With a low-risk population, there would be differences, but if the treatment were moderately efficacious, these differences would be modest. Since, for most drugs, treatment efficacy assessed in trials is modest, the population-level effectiveness metrics obtained by translating trial efficacy metrics values may be viewed as satisfactory. However, this would be without taking into account the issue of responders/non-responders, which is more important when the observed efficacy is low.

Population efficacy metrics computed on clinical trial data were first used to assess the validity of the trial results. However, the statistical assessment with traditional null hypothesis testing is based on the assumption that the analysed trial is a random sample of an infinite number of similar trials and therefore the observed trial efficacy is representative of the true treatment efficacy.
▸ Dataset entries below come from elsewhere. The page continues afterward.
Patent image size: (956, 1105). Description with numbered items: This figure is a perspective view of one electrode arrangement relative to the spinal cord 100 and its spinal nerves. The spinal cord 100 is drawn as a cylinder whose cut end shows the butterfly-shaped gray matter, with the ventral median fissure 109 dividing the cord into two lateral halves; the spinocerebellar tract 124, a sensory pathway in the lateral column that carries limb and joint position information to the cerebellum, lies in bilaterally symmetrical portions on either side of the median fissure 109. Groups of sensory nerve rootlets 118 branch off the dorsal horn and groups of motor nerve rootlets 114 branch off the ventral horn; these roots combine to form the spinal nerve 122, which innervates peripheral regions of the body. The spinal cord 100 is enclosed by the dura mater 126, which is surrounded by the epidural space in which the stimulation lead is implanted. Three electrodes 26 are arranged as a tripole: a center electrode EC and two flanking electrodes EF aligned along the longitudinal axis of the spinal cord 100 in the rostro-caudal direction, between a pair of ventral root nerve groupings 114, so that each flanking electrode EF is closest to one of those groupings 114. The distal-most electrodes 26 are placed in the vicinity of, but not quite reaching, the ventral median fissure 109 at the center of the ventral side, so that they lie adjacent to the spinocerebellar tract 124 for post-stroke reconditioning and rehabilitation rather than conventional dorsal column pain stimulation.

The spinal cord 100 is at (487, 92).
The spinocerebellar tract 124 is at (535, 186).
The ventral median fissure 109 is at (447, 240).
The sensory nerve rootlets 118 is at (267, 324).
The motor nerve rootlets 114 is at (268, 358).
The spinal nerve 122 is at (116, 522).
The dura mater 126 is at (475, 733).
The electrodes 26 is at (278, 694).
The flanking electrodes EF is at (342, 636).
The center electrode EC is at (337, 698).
Regulators and payers continue to focus on statistical significance and p values and have not adequately addressed the issue of translation of treatment efficacy from a trial setting to treatment effectiveness in a real-life setting. The guidelines published in 2007 by the European Medicines Agency explicitly mentioned the translation issue in the objectives section, but the issue was not properly formulated and addressed in the rest of the report, although the NNT was discussed in a way that came close to the fundamental issue [41]. This fundamental issue concerns the fact that we are dealing with non-linear effects, whereas the metrics used in translation assume a linear effect.

Pragmatic clinical trials were designed to address the translation issue by providing evidence for adoption of treatment in real-world clinical practice [42, 43]. Since then, only a few truly pragmatic trials have been published, essentially because the rules that define a pragmatic trial are difficult to put into practice. For example, the patients should be similar to those who will receive the intervention in real life, but they must accept being randomised to the new treatment or the comparator, which is usually the current standard of care. In addition, the investigators, who should be real-world prescribers and not trialists, can decide how to administer the treatment. Alternatively, model-based methods can be used to translate observed trial results to a specified target population, but this approach can only take into consideration a small number of covariates [14].
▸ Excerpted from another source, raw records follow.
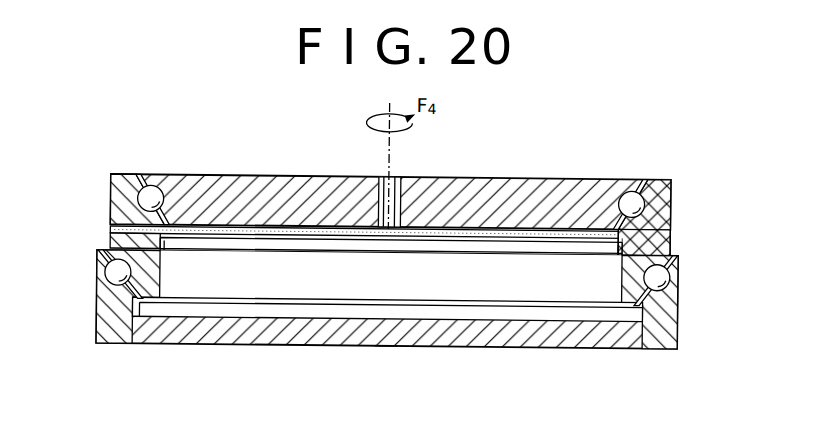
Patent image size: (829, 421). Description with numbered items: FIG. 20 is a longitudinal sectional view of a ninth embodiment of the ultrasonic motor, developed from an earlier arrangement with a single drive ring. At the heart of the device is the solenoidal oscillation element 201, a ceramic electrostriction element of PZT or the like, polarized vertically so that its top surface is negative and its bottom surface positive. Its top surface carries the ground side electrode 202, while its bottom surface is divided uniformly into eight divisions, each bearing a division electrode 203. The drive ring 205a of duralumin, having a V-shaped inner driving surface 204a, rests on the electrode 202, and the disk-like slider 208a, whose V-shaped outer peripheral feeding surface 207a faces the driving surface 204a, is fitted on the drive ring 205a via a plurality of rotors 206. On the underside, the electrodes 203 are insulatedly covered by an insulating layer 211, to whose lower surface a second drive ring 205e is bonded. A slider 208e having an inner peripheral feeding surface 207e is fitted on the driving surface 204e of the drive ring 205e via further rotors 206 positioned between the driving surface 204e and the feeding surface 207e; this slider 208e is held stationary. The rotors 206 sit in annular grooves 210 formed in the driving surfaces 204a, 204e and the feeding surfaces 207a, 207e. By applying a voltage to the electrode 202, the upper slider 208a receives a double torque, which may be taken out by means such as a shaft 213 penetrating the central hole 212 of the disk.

The solenoidal oscillation element 201 is at (293, 216).
The ground side electrode 202 is at (248, 222).
The division electrodes 203 is at (282, 301).
The driving surface 204a is at (156, 226).
The driving surface 204e is at (642, 240).
The drive ring 205a is at (657, 176).
The drive ring 205e is at (636, 242).
The rotors 206 is at (618, 185).
The feeding surface 207a is at (146, 183).
The feeding surface 207e is at (668, 267).
The slider 208a is at (511, 182).
The slider 208e is at (477, 328).
The annular grooves 210 is at (170, 184).
The insulating layer 211 is at (645, 222).
The central hole 212 is at (392, 182).
The shaft 213 is at (381, 144).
We propose that the effect model (EM) could be used to translate trial metrics to population metrics. The EM approach models the relationship between AB and Rc, which is a characteristic of the treatment at a given time point. This has been demonstrated using simulated populations and been reported in real life [44, 45].

5 Conclusion

This analysis clearly shows that more appropriate and accurate tools are needed to be able to translate clinical trial efficacy to population-level effectiveness. We showed that two population efficacy metrics, NPEpop and NNTpop, could be used to compare two or more treatments (e.g. drugs 1 and 2 in populations A, B or C), irrespective of whether the trials had been run on random samples of the corresponding populations or whether unbiased translation has been achieved. This approach requires prior knowledge of, at least, the target population distribution of Rc and the treatment EM.